Отец снова откладывает шило, выпрямляется. Лицо его прямо светится от удовольствия, так он любит всякие задушевные разговоры.
— А это у нас у всех так. И у деда так было, и у меня и у тебя вот…
Женя садится к столу и вдруг вспоминает о разорванном Талькином портрете. Хлебников не мог взять его с собой.
Женя выходит в сени, тихо, почти с испугом отворяет дверь. В пустой нетопленной комнате стоит голый стол. На полу ворох бумаги. На подоконнике краски, кисти.
У Жени сжимается сердце… Кажется, вчера здесь раздавалось хлебниковское: «Штудия, батенька, штудия!.. Непременно пройди каторгу гипса! Ты должен преодолеть отвращение к гипсу, пройти через сухость и не засохнуть… «Копируй и наслаждайся» — так говорил Ченнини…»
Женя присел на корточки, порылся в ворохе бумаги. Холста там не было.
На подоконнике — записка, прижатая с краю пустой банкой.
«Женя! Мой юный друг…» — прочел он и отвел взгляд от записки, будто боясь читать дальше. Перед ним было темное окно с незадернутыми занавесками; под порывами ветра тонкие отростки ветви стучали о стекло, терлись о него, невнятно взывая о чем-то.
«У тебя много недостатков, и главный из них — это то, что ты мало отпускаешь себя на дружбу со сверстниками. Может быть, это случилось из-за отца, а потом из-за увлечения живописью. Задумайся над этим.
Но я… я выискивал в тебе такой недостаток, от которого в своей душе я почувствовал бы комфорт. Не находя в тебе такого недостатка, я мучился. Больше того, я толкал тебя на такой недостаток, словно в своей душевной сытости завидовал тебе, мальчишке…
Прости меня, прости!.. Ты был для меня судьей, именно судьей…
Я уезжаю… Уезжаю от Тальки, от тебя, от себя… Как сложится моя жизнь?

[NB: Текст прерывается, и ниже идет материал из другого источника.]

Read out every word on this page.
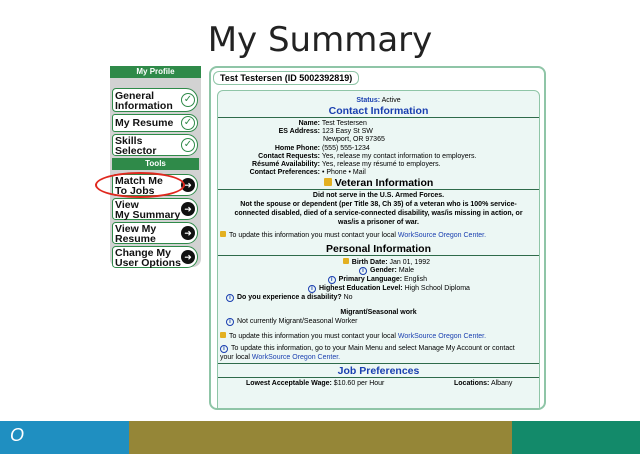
My Summary
My Profile
General
Information
✓
My Resume ✓
Skills
Selector
✓
Tools
Match Me
To Jobs	➜
View
My Summary ➜
View My
Resume	➜
Change My
User Options ➜
Test Testersen (ID 5002392819)
Status: Active
Contact Information
Name: Test Testersen
ES Address: 123 Easy St SW
Newport, OR 97365
Home Phone: (555) 555-1234
Contact Requests: Yes, release my contact information to employers.
Résumé Availability: Yes, release my résumé to employers.
Contact Preferences: • Phone • Mail
Veteran Information
Did not serve in the U.S. Armed Forces.
Not the spouse or dependent (per Title 38, Ch 35) of a veteran who is 100% service-
connected disabled, died of a service-connected disability, was/is missing in action, or
was/is a prisoner of war.
To update this information you must contact your local WorkSource Oregon Center.
Personal Information
Birth Date: Jan 01, 1992
i Gender: Male
i Primary Language: English
i Highest Education Level: High School Diploma
i Do you experience a disability? No
Migrant/Seasonal work
i Not currently Migrant/Seasonal Worker
To update this information you must contact your local WorkSource Oregon Center.
i To update this information, go to your Main Menu and select Manage My Account or contact
your local WorkSource Oregon Center.
Job Preferences
Lowest Acceptable Wage: $10.60 per Hour	Locations: Albany
O
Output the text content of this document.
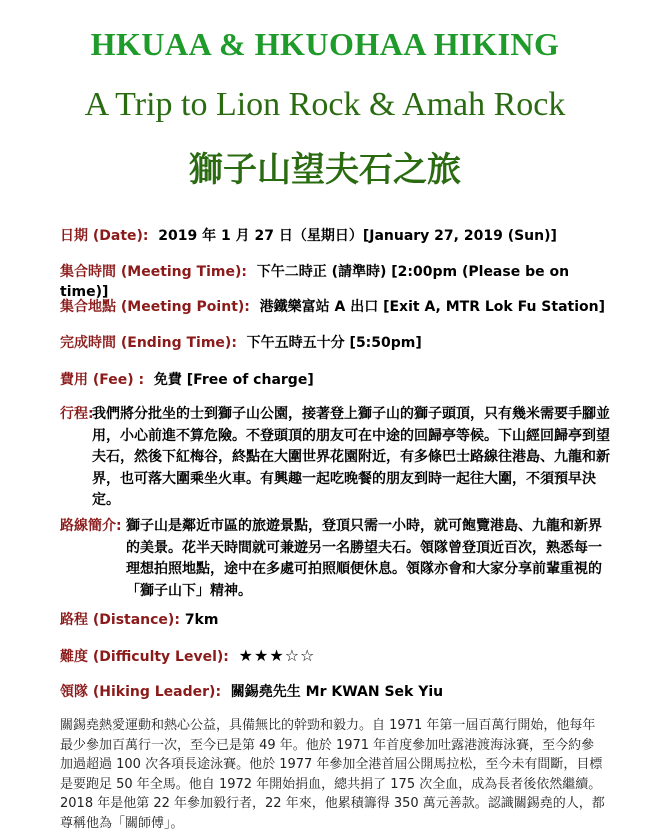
HKUAA & HKUOHAA HIKING
A Trip to Lion Rock & Amah Rock
獅子山望夫石之旅
日期 (Date): 2019 年 1 月 27 日（星期日）[January 27, 2019 (Sun)]
集合時間 (Meeting Time): 下午二時正 (請準時) [2:00pm (Please be on time)]
集合地點 (Meeting Point): 港鐵樂富站 A 出口 [Exit A, MTR Lok Fu Station]
完成時間 (Ending Time): 下午五時五十分 [5:50pm]
費用 (Fee) : 免費 [Free of charge]
行程:
我們將分批坐的士到獅子山公園，接著登上獅子山的獅子頭頂，只有幾米需要手腳並用，小心前進不算危險。不登頭頂的朋友可在中途的回歸亭等候。下山經回歸亭到望夫石，然後下紅梅谷，終點在大圍世界花園附近，有多條巴士路線往港島、九龍和新界，也可落大圍乘坐火車。有興趣一起吃晚餐的朋友到時一起往大圍，不須預早決定。
路線簡介: 獅子山是鄰近市區的旅遊景點，登頂只需一小時，就可飽覽港島、九龍和新界的美景。花半天時間就可兼遊另一名勝望夫石。領隊曾登頂近百次，熟悉每一理想拍照地點，途中在多處可拍照順便休息。領隊亦會和大家分享前輩重視的「獅子山下」精神。
路程 (Distance): 7km
難度 (Difficulty Level): ★★★☆☆
領隊 (Hiking Leader): 關錫堯先生 Mr KWAN Sek Yiu
關錫堯熱愛運動和熱心公益，具備無比的幹勁和毅力。自 1971 年第一屆百萬行開始，他每年最少參加百萬行一次，至今已是第 49 年。他於 1971 年首度參加吐露港渡海泳賽，至今約參加過超過 100 次各項長途泳賽。他於 1977 年參加全港首屆公開馬拉松，至今未有間斷，目標是要跑足 50 年全馬。他自 1972 年開始捐血，總共捐了 175 次全血，成為長者後依然繼續。2018 年是他第 22 年參加毅行者，22 年來，他累積籌得 350 萬元善款。認識關錫堯的人，都尊稱他為「關師傅」。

Не знаю…
Оставляю тебе колонковые кисточки — ты ведь мечтал… Оставляю краски, альбомы. Ты любил этих художников. Каждый из них до конца своей жизни верил в линию, в цвет, как верит ребенок.
Хлебников».
Женя снова обвел взглядом комнату. Голая кушетка. Кресло. Шкаф.
Талькин портрет он нашел на шкафу.
Разрыв пришелся на рассыпанные по щеке золотистые локоны и на тонкую, беспомощную шею.
Жене многое нравилось в хлебниковской Тальке: и гордый, своенравный поворот головы; и теплые, золотистые пряди, смягчавшие дерзкое выражение лица; и пунцовый рот, капризный и сердитый; и особенно нравились вздернутые острые плечи — они создавали впечатление, будто Талька вся сжалась, собралась и готова была с мальчишеской отвагой броситься в драку. Не нравилось ему то, что портрет не объяснял значения гордости, своенравности, дерзости, капризности, сердитости, мальчишеской отчаянности и многого другого, что видел в Тальке Женя. Портрет превращал все это в хаос, от которого в душе поднималось недоуменное, тоскливое, ноющее чувство. Душа просила цельности и смысла.